POURQUOI CE SUJET DE BLOG? Le thème des traumatismes en thérapie, les découvertes récentes, les approches novatrices qui semblent vraiment éclairer la question et aider, m’ont motivé de créer une série de blogs sur ce sujet si sensible, passionnant et nécessaire. Beaucoup de belles personnes inspirent le champ vaste des thérapies et de l’art de guérir, d’être résilient, de passer à autre chose.
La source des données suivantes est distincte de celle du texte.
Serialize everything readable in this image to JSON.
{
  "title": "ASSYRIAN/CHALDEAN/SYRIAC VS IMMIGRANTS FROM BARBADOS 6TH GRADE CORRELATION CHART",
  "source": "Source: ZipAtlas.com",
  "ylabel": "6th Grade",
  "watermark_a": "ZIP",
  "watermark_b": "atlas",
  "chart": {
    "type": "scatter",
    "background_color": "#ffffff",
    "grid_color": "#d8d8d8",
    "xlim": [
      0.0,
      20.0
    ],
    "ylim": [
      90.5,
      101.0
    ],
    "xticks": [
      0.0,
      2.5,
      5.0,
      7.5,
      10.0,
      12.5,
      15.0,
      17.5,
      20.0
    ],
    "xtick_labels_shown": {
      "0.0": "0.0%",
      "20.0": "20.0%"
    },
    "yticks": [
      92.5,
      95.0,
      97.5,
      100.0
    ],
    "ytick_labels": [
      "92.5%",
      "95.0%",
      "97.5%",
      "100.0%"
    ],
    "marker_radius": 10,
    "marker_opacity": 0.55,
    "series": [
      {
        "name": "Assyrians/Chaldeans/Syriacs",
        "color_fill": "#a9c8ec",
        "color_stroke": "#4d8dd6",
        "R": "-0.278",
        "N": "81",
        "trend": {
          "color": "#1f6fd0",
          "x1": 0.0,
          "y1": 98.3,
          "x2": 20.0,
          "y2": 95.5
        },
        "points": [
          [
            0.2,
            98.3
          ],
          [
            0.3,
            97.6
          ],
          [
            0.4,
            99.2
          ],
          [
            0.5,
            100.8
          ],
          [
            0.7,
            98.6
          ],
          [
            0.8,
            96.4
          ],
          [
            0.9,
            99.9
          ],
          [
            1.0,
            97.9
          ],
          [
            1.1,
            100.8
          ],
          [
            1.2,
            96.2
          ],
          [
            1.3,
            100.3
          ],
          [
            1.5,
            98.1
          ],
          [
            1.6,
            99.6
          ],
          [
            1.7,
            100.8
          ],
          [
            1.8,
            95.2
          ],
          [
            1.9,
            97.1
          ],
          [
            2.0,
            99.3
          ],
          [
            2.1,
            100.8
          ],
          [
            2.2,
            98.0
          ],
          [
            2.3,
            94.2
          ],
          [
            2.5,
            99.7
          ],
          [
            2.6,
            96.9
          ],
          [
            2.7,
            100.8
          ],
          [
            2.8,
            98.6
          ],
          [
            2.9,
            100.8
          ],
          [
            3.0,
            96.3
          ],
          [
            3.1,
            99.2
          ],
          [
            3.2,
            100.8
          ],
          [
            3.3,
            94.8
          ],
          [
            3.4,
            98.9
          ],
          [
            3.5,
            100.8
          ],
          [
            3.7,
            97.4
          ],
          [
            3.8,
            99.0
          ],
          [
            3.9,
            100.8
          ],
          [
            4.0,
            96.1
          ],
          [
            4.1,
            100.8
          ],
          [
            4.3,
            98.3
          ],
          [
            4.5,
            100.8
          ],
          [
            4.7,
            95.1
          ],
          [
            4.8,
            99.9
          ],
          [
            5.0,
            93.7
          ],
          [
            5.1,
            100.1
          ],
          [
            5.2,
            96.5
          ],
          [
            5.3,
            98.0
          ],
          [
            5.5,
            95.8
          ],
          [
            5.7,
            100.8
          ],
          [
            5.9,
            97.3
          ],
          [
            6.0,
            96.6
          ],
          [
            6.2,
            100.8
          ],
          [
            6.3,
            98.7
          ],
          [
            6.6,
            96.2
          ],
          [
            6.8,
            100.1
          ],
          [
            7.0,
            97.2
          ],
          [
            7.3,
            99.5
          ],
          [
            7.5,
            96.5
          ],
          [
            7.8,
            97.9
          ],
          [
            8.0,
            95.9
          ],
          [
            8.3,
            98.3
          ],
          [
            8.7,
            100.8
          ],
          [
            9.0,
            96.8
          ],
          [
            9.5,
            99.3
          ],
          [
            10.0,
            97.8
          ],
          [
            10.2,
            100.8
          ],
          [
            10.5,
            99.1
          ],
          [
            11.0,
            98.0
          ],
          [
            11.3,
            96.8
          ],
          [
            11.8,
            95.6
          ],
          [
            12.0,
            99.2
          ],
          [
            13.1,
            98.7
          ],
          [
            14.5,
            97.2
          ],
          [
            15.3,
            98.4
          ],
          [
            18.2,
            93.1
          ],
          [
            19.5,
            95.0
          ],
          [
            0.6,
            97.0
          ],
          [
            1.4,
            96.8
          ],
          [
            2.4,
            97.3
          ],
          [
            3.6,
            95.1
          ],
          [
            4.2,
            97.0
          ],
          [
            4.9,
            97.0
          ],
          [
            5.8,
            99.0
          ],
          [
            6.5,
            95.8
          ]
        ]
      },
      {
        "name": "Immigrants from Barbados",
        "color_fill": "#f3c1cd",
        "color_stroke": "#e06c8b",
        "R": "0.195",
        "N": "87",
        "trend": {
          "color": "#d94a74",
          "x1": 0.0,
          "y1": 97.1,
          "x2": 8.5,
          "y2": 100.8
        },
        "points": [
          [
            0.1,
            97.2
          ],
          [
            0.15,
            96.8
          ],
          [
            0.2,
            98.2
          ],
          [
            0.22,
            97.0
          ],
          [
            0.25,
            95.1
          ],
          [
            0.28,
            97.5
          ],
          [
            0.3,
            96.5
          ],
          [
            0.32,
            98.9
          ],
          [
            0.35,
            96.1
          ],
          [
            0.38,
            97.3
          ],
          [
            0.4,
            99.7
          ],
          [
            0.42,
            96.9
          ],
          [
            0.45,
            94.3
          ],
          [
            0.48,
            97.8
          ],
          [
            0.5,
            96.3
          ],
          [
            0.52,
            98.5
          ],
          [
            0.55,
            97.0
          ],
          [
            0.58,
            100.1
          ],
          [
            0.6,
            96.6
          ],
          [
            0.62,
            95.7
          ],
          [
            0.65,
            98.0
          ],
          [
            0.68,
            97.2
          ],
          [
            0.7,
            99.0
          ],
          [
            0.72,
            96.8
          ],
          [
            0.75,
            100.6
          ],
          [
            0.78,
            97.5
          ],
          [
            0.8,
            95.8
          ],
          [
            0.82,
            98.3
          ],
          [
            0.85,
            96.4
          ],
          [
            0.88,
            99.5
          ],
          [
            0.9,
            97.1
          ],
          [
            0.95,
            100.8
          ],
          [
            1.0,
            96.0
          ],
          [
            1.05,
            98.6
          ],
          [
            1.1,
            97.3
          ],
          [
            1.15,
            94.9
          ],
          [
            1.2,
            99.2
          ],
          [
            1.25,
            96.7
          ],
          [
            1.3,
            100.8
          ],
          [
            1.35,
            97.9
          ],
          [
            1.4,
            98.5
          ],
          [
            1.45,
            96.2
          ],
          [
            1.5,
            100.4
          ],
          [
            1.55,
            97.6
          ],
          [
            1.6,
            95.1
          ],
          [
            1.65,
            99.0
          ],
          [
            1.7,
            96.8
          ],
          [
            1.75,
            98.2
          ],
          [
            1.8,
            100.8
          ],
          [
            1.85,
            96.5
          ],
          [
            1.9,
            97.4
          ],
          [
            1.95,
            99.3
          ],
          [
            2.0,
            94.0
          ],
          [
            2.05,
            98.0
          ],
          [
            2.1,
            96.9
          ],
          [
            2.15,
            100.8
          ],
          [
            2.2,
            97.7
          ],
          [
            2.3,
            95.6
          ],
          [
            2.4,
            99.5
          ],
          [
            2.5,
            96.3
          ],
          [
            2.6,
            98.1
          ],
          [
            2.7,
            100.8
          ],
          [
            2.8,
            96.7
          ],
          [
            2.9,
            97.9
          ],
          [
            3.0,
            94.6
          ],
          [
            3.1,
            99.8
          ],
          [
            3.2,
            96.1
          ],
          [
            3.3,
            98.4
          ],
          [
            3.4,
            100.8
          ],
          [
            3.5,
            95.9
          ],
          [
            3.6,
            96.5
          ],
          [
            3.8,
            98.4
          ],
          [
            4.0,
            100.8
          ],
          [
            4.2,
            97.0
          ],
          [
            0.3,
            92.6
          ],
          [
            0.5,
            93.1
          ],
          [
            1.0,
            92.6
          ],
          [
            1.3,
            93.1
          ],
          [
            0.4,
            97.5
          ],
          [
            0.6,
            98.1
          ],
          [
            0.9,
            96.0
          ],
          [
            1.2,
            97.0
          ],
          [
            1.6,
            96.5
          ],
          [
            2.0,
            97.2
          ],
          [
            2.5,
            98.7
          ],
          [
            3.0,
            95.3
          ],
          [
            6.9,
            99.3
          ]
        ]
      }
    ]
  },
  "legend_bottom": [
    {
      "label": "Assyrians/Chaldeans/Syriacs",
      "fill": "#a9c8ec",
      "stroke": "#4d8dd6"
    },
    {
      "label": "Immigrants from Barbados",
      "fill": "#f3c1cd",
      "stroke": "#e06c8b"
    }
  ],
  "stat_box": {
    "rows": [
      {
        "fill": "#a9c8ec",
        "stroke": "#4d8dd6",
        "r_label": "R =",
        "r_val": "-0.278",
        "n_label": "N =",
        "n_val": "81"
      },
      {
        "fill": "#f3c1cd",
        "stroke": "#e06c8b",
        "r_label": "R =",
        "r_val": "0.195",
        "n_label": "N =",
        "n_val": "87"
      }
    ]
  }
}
Pour le premier, j’ai invité Laurent Schweizer, philosophe, praticien en SE (Somatic Experiencing) à Lausanne, pour nous raconter l’histoire fascinante et révélatrice d’un accident dramatique d’un piéton – le créateur même de la SE! A travers ce récit, et explicité par les propos de Peter Levine lui-même, vous allez mieux comprendre ce qui se passe lors d’un événement traumatique. Et de quoi nous avons tous tant besoin. Bonne lecture! S.Vasey
{ Peter A. Levine est docteur en sciences biomédicales et en psychologie. Il a développé la « Somatic Experiencing », une nouvelle approche naturaliste et neurobiologique de la guérison des traumatismes. A ce jour, son travail a été enseigné a plus de 30’000 thérapeutes dans plus de 42 pays. Il est reconnu par des personnalités médicales telles que Boris Cyrulnik et Gabor Maté.}
L’accident de Peter
C’est le début d’une journée presque parfaite lorsque Peter quitte sa maison en Californie du Nord. Il marche avec joie pensant qu’il va bientôt retrouver un ami pour fêter son soixantième anniversaire. Il s’engage sur un passage piéton et, l’instant d’après, se retrouve couché sur la route, incapable de bouger et de respirer, sans comprendre ce qu’il vient de se passer. Une foule de gens se précipite dans sa direction et forme bientôt un cercle au-dessus de lui. Lentement, il cherche à s’orienter et à identifier son véritable agresseur. Il revoit dans un flash une voiture beige et une adolescente qui en sort horrifiée. Il réalise alors qu’il vient de se faire renverser par une voiture.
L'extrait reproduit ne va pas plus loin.